Giustizia e informazione: il proibizionismo non è la soluzione giusta

Che il rapporto debba essere disciplinato a dovere è cosa non soltanto nota, ma che non può più aspettare perché, se vero è che la giustizia si amministra in nome del popolo italiano, altrettanto vero è che questo debba essere messo al corrente di quel che lo riguarda

Giovedì 04 Gennaio 2024, 13:50

La votazione da parte della maggioranza parlamentare, insieme ad altri due partiti, dell’emendamento Costa alla legge di Delegazione europea del 19 dicembre, secondo il quale le ordinanze di custodia cautelare non potranno più essere pubblicate fino al termine delle indagini, riporta in auge l’atavico rapporto tra giornalisti e magistratura.

E già tre giorni dopo ha fatto registrare in merito un’«obiezione di coscienza», come è stata definita, da parte di un procuratore capo di una delle nostre Procure, mentre un altro ha aggiunto «legge ingiustificata, darò ancora gli atti» a motivazione della propria scelta di privilegiare la trasparenza delle fonti nella comunicazione giudiziaria.

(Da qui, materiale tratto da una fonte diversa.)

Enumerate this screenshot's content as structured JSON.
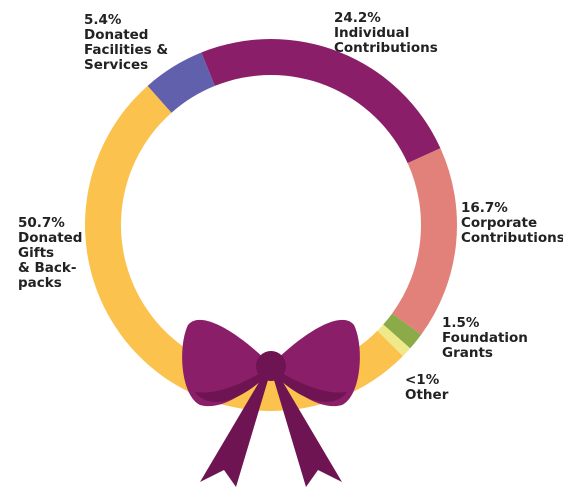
{
  "chart_data": {
    "type": "donut",
    "categories": [
      [
        "Individual",
        "Contributions"
      ],
      [
        "Corporate",
        "Contributions"
      ],
      [
        "Foundation",
        "Grants"
      ],
      [
        "Other"
      ],
      [
        "Donated",
        "Gifts",
        "& Back-",
        "packs"
      ],
      [
        "Donated",
        "Facilities &",
        "Services"
      ]
    ],
    "values": [
      24.2,
      16.7,
      1.5,
      0.9,
      50.7,
      5.4
    ],
    "value_labels": [
      "24.2%",
      "16.7%",
      "1.5%",
      "<1%",
      "50.7%",
      "5.4%"
    ],
    "colors": [
      "#8b1e68",
      "#e2817a",
      "#8aab48",
      "#f0e98a",
      "#fcc24e",
      "#6060ad"
    ]
  }
}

Da sempre i giornalisti hanno percorso i corridoi degli uffici giudiziari in cerca di notizie più che freschissime che gli consentissero lo scoop o quantomeno di scrivere un articolo interessante ed il più possibile accattivante rispetto ad altri.

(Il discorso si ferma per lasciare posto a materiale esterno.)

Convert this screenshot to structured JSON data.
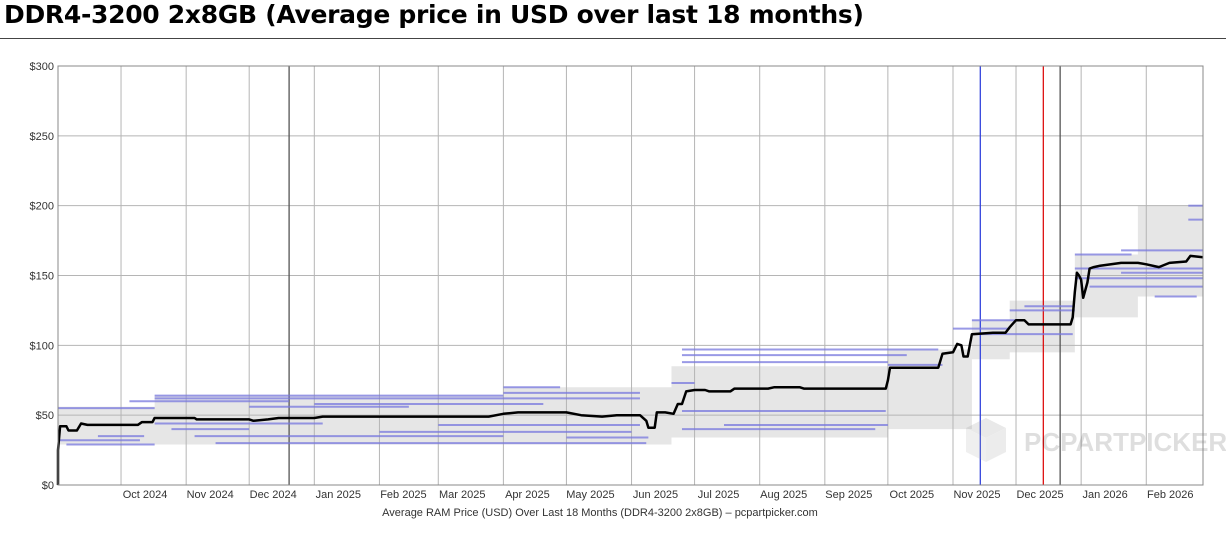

Da sempre sono riusciti in modo assolutamente anonimo ad entrare in possesso di queste notizie a volte, ammettiamolo pure, causando dei danni per aver riportato nomi, fatti e particolari rilevanti solo per il conseguente gossip che ora fanno da base alla novella normativa.

Tecnicamente dovremmo dire che questa è la sua ratio legis, atteso che con ciò è soliti individuare lo scopo, il fine ultimo che il legislatore intende perseguire mediante l’emanazione di una disposizione normativa che, poi, servirà agli stessi giudici in sede contenziosa o precontenziosa per interpretarle, al di là del mero dato testuale, onde disciplinare il caso sottoposto al loro giudizio.

Ma al di là di questa dotta dissertazione, il problema dei rapporti tra magistratura e giornalisti sotto questo punto di vista, resta.

Che il rapporto debba essere disciplinato a dovere è cosa non soltanto nota, ma che non può più aspettare perché, se vero è che la giustizia si amministra in nome del popolo italiano, altrettanto vero è che questo, allora, debba essere messo al corrente di quel che lo riguarda in qualità di delegante.

Finora le notizie venivano apprese sottobanco perché ai giornalisti, come a chiunque altro non strettamente addetto ai lavori, non è consentito l’accesso agli atti. Ad onor del vero, qualche Procura lo ammette - visto che comunque i giornalisti le notizie riuscivano pur sempre ad avere - ritenendo, dobbiamo riconoscere a ragione, che apprendere un fatto ed i suoi contorni direttamente da un atto originale offre sicuramente meno rischio di riportare annunci non corretti e/o rivisti dalla penna di chi scrive o, peggio ancora, di chi passa la notizia.

Ora, invece, questa legge (che legge ancora non è perché ancora non varata) intende vietarne la pubblicazione favorendo - proprio come un secolo fa il Noble Experiment ha fatto con il XVIII emendamento della Costituzione degli Stati Uniti - ogni forma di interdizione al loro uso e consumo. In ciò dobbiamo dire persuasi che l’effetto sarà lo stesso.

Conosciamo tutti dai libri di scuola, dai racconti dei nonni o molto più semplicemente dalla cinematografia gli effetti perversi del proibizionismo. Ed in questo caso v’è da credere che non sarà diverso.

Ci sono soggetti che, per forza di cose, devono venire a conoscenza del contenuto di tali provvedimenti e nell’impossibilità di controllarli, ma soprattutto di provare l’avvenuta diffusione per mano loro delle notizie, se ne fanno portatori presso la stampa.

E così quella che, per ogni notizia, non soltanto di carattere giudiziario, funge da cassa di risonanza, corre il rischio di diffondere il consentito, il non consentito, ma soprattutto di non rispettare la tempistica che in numerosi casi è il maggior indiziato.

Tutto ciò detto, molto sommessamente, ci permettiamo di rilevare che se una disciplina dei rapporti in tale campo è cosa non solo buona e giusta, ma addirittura auspicabile, altrettanto vero è che una sua regolamentazione più che passare per un proibizionismo da XVIII emendamento, dovrebbe molto più semplicemente prevedere un accesso ufficiale agli atti di Procura onde trarre dalla reale stesura degli stessi quegli elementi che consentano al giornalista di redigere un articolo il più possibile fedele, magari prevedendo, qui, delle conseguenze non piacevoli in caso di ricostruzione dolosa, ma con la certezza della genuinità della fonte.

In tal modo, ne siamo persuasi, anche la presunzione di innocenza - principale bene che la novella normativa dice di voler salvaguardare - ne sarebbe tutelata in quanto anch’essa figlia di una corretta e veritiera informazione.